Бабушке нравилось, что я терпеливо отношусь к боли.
— Молодец, — хвалила она, — есть терпенье, будет и уменье!
Каждый раз, когда у нее скоплялось немножко денег от продажи грибов и орехов, она раскладывала их под окнами «тихой милостиной», а сама даже по праздникам ходила в отрепье, в заплатах.
— Хуже нищей ходишь, срамишь меня, — ворчал дед.
— Ничего, я тебе не дочь, я ведь не в невестах…
Их ссоры становились всё более частыми.
— Я не более других грешен, — обиженно кричал дед, — а наказан больше!
Бабушка поддразнивала его:
— Черти знают, кто чего стоит.
И говорила мне с глазу на глаз:
— Боится старик мой чёртушек-то!
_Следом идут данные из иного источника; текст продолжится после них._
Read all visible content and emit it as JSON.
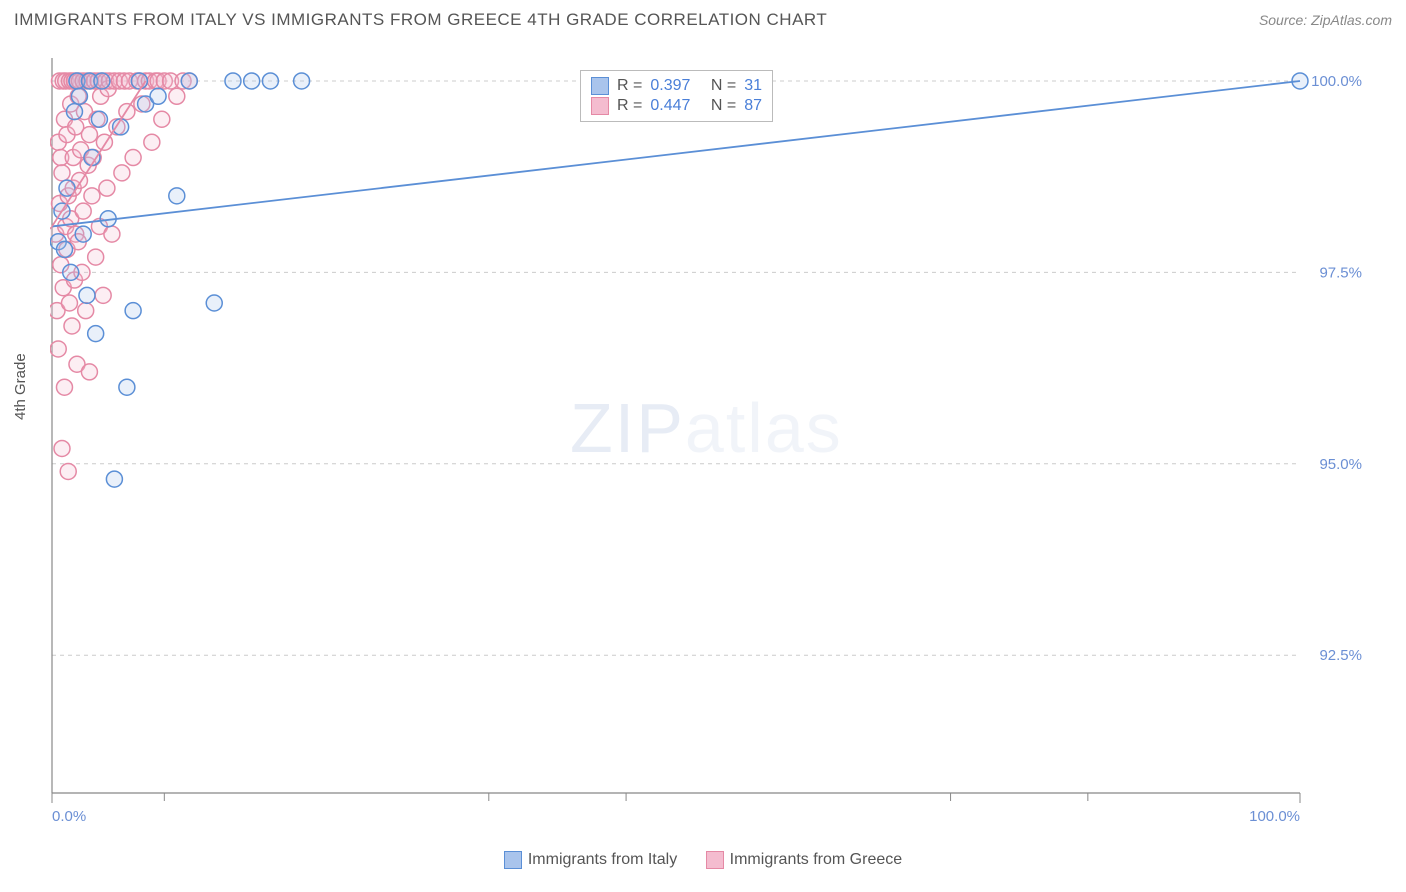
{
  "title": "IMMIGRANTS FROM ITALY VS IMMIGRANTS FROM GREECE 4TH GRADE CORRELATION CHART",
  "source": "Source: ZipAtlas.com",
  "ylabel": "4th Grade",
  "watermark_bold": "ZIP",
  "watermark_light": "atlas",
  "chart": {
    "type": "scatter-correlation",
    "background_color": "#ffffff",
    "grid_color": "#cccccc",
    "axis_color": "#888888",
    "tick_label_color": "#6b8fd4",
    "x_range": [
      0,
      100
    ],
    "y_range": [
      90.7,
      100.3
    ],
    "x_ticks": [
      0,
      100
    ],
    "x_tick_labels": [
      "0.0%",
      "100.0%"
    ],
    "x_minor_ticks": [
      9,
      35,
      46,
      72,
      83
    ],
    "y_ticks": [
      92.5,
      95.0,
      97.5,
      100.0
    ],
    "y_tick_labels": [
      "92.5%",
      "95.0%",
      "97.5%",
      "100.0%"
    ],
    "marker_radius": 8,
    "marker_stroke_width": 1.5,
    "marker_fill_opacity": 0.25,
    "regression_line_width": 1.8,
    "series": [
      {
        "name": "Immigrants from Italy",
        "color_stroke": "#5b8fd6",
        "color_fill": "#a9c4ec",
        "R": 0.397,
        "N": 31,
        "regression": {
          "x1": 0,
          "y1": 98.1,
          "x2": 100,
          "y2": 100.0
        },
        "points": [
          [
            0.5,
            97.9
          ],
          [
            0.8,
            98.3
          ],
          [
            1.0,
            97.8
          ],
          [
            1.2,
            98.6
          ],
          [
            1.5,
            97.5
          ],
          [
            1.8,
            99.6
          ],
          [
            2.0,
            100.0
          ],
          [
            2.2,
            99.8
          ],
          [
            2.5,
            98.0
          ],
          [
            2.8,
            97.2
          ],
          [
            3.0,
            100.0
          ],
          [
            3.2,
            99.0
          ],
          [
            3.5,
            96.7
          ],
          [
            3.8,
            99.5
          ],
          [
            4.0,
            100.0
          ],
          [
            4.5,
            98.2
          ],
          [
            5.0,
            94.8
          ],
          [
            5.5,
            99.4
          ],
          [
            6.0,
            96.0
          ],
          [
            6.5,
            97.0
          ],
          [
            7.0,
            100.0
          ],
          [
            7.5,
            99.7
          ],
          [
            8.5,
            99.8
          ],
          [
            10.0,
            98.5
          ],
          [
            11.0,
            100.0
          ],
          [
            13.0,
            97.1
          ],
          [
            14.5,
            100.0
          ],
          [
            16.0,
            100.0
          ],
          [
            17.5,
            100.0
          ],
          [
            20.0,
            100.0
          ],
          [
            100.0,
            100.0
          ]
        ]
      },
      {
        "name": "Immigrants from Greece",
        "color_stroke": "#e589a5",
        "color_fill": "#f4bccf",
        "R": 0.447,
        "N": 87,
        "regression": {
          "x1": 0,
          "y1": 98.1,
          "x2": 7.5,
          "y2": 100.0
        },
        "points": [
          [
            0.3,
            98.0
          ],
          [
            0.4,
            97.0
          ],
          [
            0.5,
            99.2
          ],
          [
            0.5,
            96.5
          ],
          [
            0.6,
            98.4
          ],
          [
            0.6,
            100.0
          ],
          [
            0.7,
            97.6
          ],
          [
            0.7,
            99.0
          ],
          [
            0.8,
            98.8
          ],
          [
            0.8,
            95.2
          ],
          [
            0.9,
            100.0
          ],
          [
            0.9,
            97.3
          ],
          [
            1.0,
            99.5
          ],
          [
            1.0,
            96.0
          ],
          [
            1.1,
            98.1
          ],
          [
            1.1,
            100.0
          ],
          [
            1.2,
            97.8
          ],
          [
            1.2,
            99.3
          ],
          [
            1.3,
            98.5
          ],
          [
            1.3,
            94.9
          ],
          [
            1.4,
            100.0
          ],
          [
            1.4,
            97.1
          ],
          [
            1.5,
            99.7
          ],
          [
            1.5,
            98.2
          ],
          [
            1.6,
            96.8
          ],
          [
            1.6,
            100.0
          ],
          [
            1.7,
            99.0
          ],
          [
            1.7,
            98.6
          ],
          [
            1.8,
            97.4
          ],
          [
            1.8,
            100.0
          ],
          [
            1.9,
            99.4
          ],
          [
            1.9,
            98.0
          ],
          [
            2.0,
            96.3
          ],
          [
            2.0,
            100.0
          ],
          [
            2.1,
            99.8
          ],
          [
            2.1,
            97.9
          ],
          [
            2.2,
            98.7
          ],
          [
            2.2,
            100.0
          ],
          [
            2.3,
            99.1
          ],
          [
            2.4,
            97.5
          ],
          [
            2.5,
            100.0
          ],
          [
            2.5,
            98.3
          ],
          [
            2.6,
            99.6
          ],
          [
            2.7,
            97.0
          ],
          [
            2.8,
            100.0
          ],
          [
            2.9,
            98.9
          ],
          [
            3.0,
            99.3
          ],
          [
            3.0,
            96.2
          ],
          [
            3.1,
            100.0
          ],
          [
            3.2,
            98.5
          ],
          [
            3.3,
            99.0
          ],
          [
            3.4,
            100.0
          ],
          [
            3.5,
            97.7
          ],
          [
            3.6,
            99.5
          ],
          [
            3.7,
            100.0
          ],
          [
            3.8,
            98.1
          ],
          [
            3.9,
            99.8
          ],
          [
            4.0,
            100.0
          ],
          [
            4.1,
            97.2
          ],
          [
            4.2,
            99.2
          ],
          [
            4.3,
            100.0
          ],
          [
            4.4,
            98.6
          ],
          [
            4.5,
            99.9
          ],
          [
            4.6,
            100.0
          ],
          [
            4.8,
            98.0
          ],
          [
            5.0,
            100.0
          ],
          [
            5.2,
            99.4
          ],
          [
            5.4,
            100.0
          ],
          [
            5.6,
            98.8
          ],
          [
            5.8,
            100.0
          ],
          [
            6.0,
            99.6
          ],
          [
            6.2,
            100.0
          ],
          [
            6.5,
            99.0
          ],
          [
            6.8,
            100.0
          ],
          [
            7.0,
            100.0
          ],
          [
            7.2,
            99.7
          ],
          [
            7.5,
            100.0
          ],
          [
            7.8,
            100.0
          ],
          [
            8.0,
            99.2
          ],
          [
            8.3,
            100.0
          ],
          [
            8.5,
            100.0
          ],
          [
            8.8,
            99.5
          ],
          [
            9.0,
            100.0
          ],
          [
            9.5,
            100.0
          ],
          [
            10.0,
            99.8
          ],
          [
            10.5,
            100.0
          ],
          [
            11.0,
            100.0
          ]
        ]
      }
    ]
  },
  "stats_box": {
    "R_label": "R =",
    "N_label": "N ="
  },
  "legend_label_1": "Immigrants from Italy",
  "legend_label_2": "Immigrants from Greece"
}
Вон как стареет быстро, со страху-то… Эх, бедный человек…
Я очень окреп за лето и одичал в лесу, утратив интерес к жизни сверстников, к Людмиле, — она казалась мне скучно-умной…
Однажды дед пришел из города мокрый весь — была осень, и шли дожди — встряхнулся у порога, как воробей, и торжественно сказал:
— Ну, шалыган, завтра сбирайся на место!
— Куда еще? — сердито спросила бабушка.
— К сестре твоей Матрене, к сыну ее…
— Ох, отец, худо ты выдумал!
— Молчи, дура! Может, его чертежником сделают.
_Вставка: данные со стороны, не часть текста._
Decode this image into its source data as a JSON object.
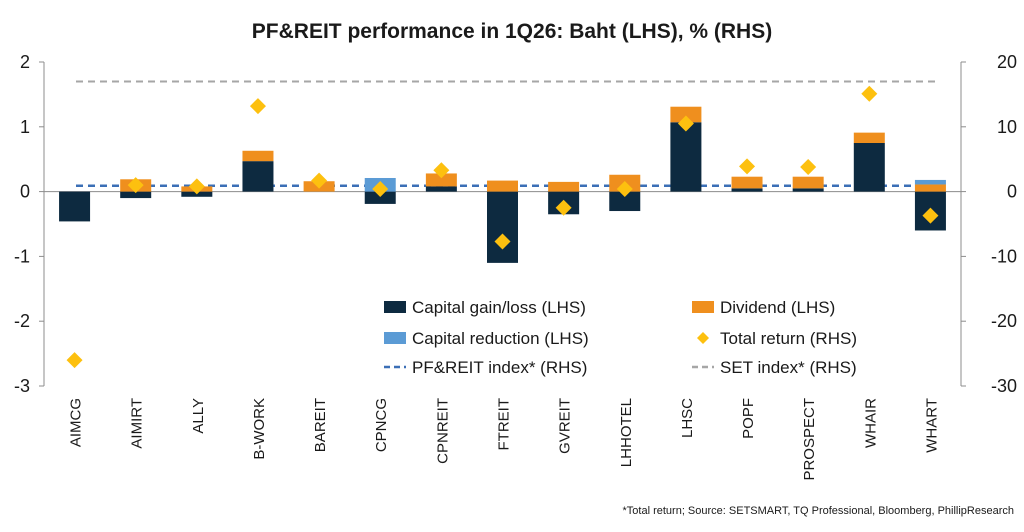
{
  "chart_data": {
    "type": "bar",
    "title": "PF&REIT performance in 1Q26: Baht (LHS), % (RHS)",
    "categories": [
      "AIMCG",
      "AIMIRT",
      "ALLY",
      "B-WORK",
      "BAREIT",
      "CPNCG",
      "CPNREIT",
      "FTREIT",
      "GVREIT",
      "LHHOTEL",
      "LHSC",
      "POPF",
      "PROSPECT",
      "WHAIR",
      "WHART"
    ],
    "left_axis": {
      "ylim": [
        -3,
        2
      ],
      "ticks": [
        "-3",
        "-2",
        "-1",
        "0",
        "1",
        "2"
      ],
      "tick_values": [
        -3,
        -2,
        -1,
        0,
        1,
        2
      ]
    },
    "right_axis": {
      "ylim": [
        -30,
        20
      ],
      "ticks": [
        "-30",
        "-20",
        "-10",
        "0",
        "10",
        "20"
      ],
      "tick_values": [
        -30,
        -20,
        -10,
        0,
        10,
        20
      ]
    },
    "series": [
      {
        "name": "Capital gain/loss (LHS)",
        "kind": "stacked-bar",
        "axis": "left",
        "color": "#0d2a40",
        "values": [
          -0.46,
          -0.1,
          -0.08,
          0.47,
          0.0,
          -0.19,
          0.08,
          -1.1,
          -0.35,
          -0.3,
          1.07,
          0.05,
          0.05,
          0.75,
          -0.6
        ]
      },
      {
        "name": "Dividend (LHS)",
        "kind": "stacked-bar",
        "axis": "left",
        "color": "#ef8f1e",
        "values": [
          0.0,
          0.19,
          0.08,
          0.16,
          0.16,
          0.0,
          0.2,
          0.17,
          0.15,
          0.26,
          0.24,
          0.18,
          0.18,
          0.16,
          0.11
        ]
      },
      {
        "name": "Capital reduction (LHS)",
        "kind": "stacked-bar",
        "axis": "left",
        "color": "#5b9bd5",
        "values": [
          0.0,
          0.0,
          0.0,
          0.0,
          0.0,
          0.21,
          0.0,
          0.0,
          0.0,
          0.0,
          0.0,
          0.0,
          0.0,
          0.0,
          0.07
        ]
      },
      {
        "name": "Total return (RHS)",
        "kind": "marker",
        "axis": "right",
        "color": "#fdc00f",
        "values": [
          -26.0,
          1.0,
          0.8,
          13.2,
          1.7,
          0.4,
          3.3,
          -7.7,
          -2.5,
          0.4,
          10.5,
          3.9,
          3.8,
          15.1,
          -3.7
        ]
      },
      {
        "name": "PF&REIT index* (RHS)",
        "kind": "hline",
        "axis": "right",
        "color": "#3b6fb6",
        "value": 0.9
      },
      {
        "name": "SET index* (RHS)",
        "kind": "hline",
        "axis": "right",
        "color": "#a6a6a6",
        "value": 17.0
      }
    ],
    "legend": {
      "placement": "bottom-center inside plot",
      "entries": [
        {
          "label": "Capital gain/loss (LHS)",
          "symbol": "bar",
          "color": "#0d2a40"
        },
        {
          "label": "Dividend (LHS)",
          "symbol": "bar",
          "color": "#ef8f1e"
        },
        {
          "label": "Capital reduction (LHS)",
          "symbol": "bar",
          "color": "#5b9bd5"
        },
        {
          "label": "Total return (RHS)",
          "symbol": "diamond",
          "color": "#fdc00f"
        },
        {
          "label": "PF&REIT index* (RHS)",
          "symbol": "dash",
          "color": "#3b6fb6"
        },
        {
          "label": "SET index* (RHS)",
          "symbol": "dash",
          "color": "#a6a6a6"
        }
      ]
    },
    "footnote": "*Total return; Source: SETSMART, TQ Professional, Bloomberg, PhillipResearch",
    "grid": false
  }
}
Бабушка молча опустила голову.
Вечером я сказал Людмиле, что ухожу в город, там буду жить.
— И меня скоро повезут туда, — сообщила она задумчиво. — Папа хочет, чтобы мне вовсе отрезали ногу, без ноги я буду здоровая…
За лето она похудела, кожа лица ее стала голубоватой, а глаза выросли.
— Боишься? — спросил я.
— Боюсь, — сказала она, беззвучно заплакав.
Нечем было утешить ее — я сам боялся жизни в городе. Мы долго сидели в унылом молчанье, прижавшись друг ко другу.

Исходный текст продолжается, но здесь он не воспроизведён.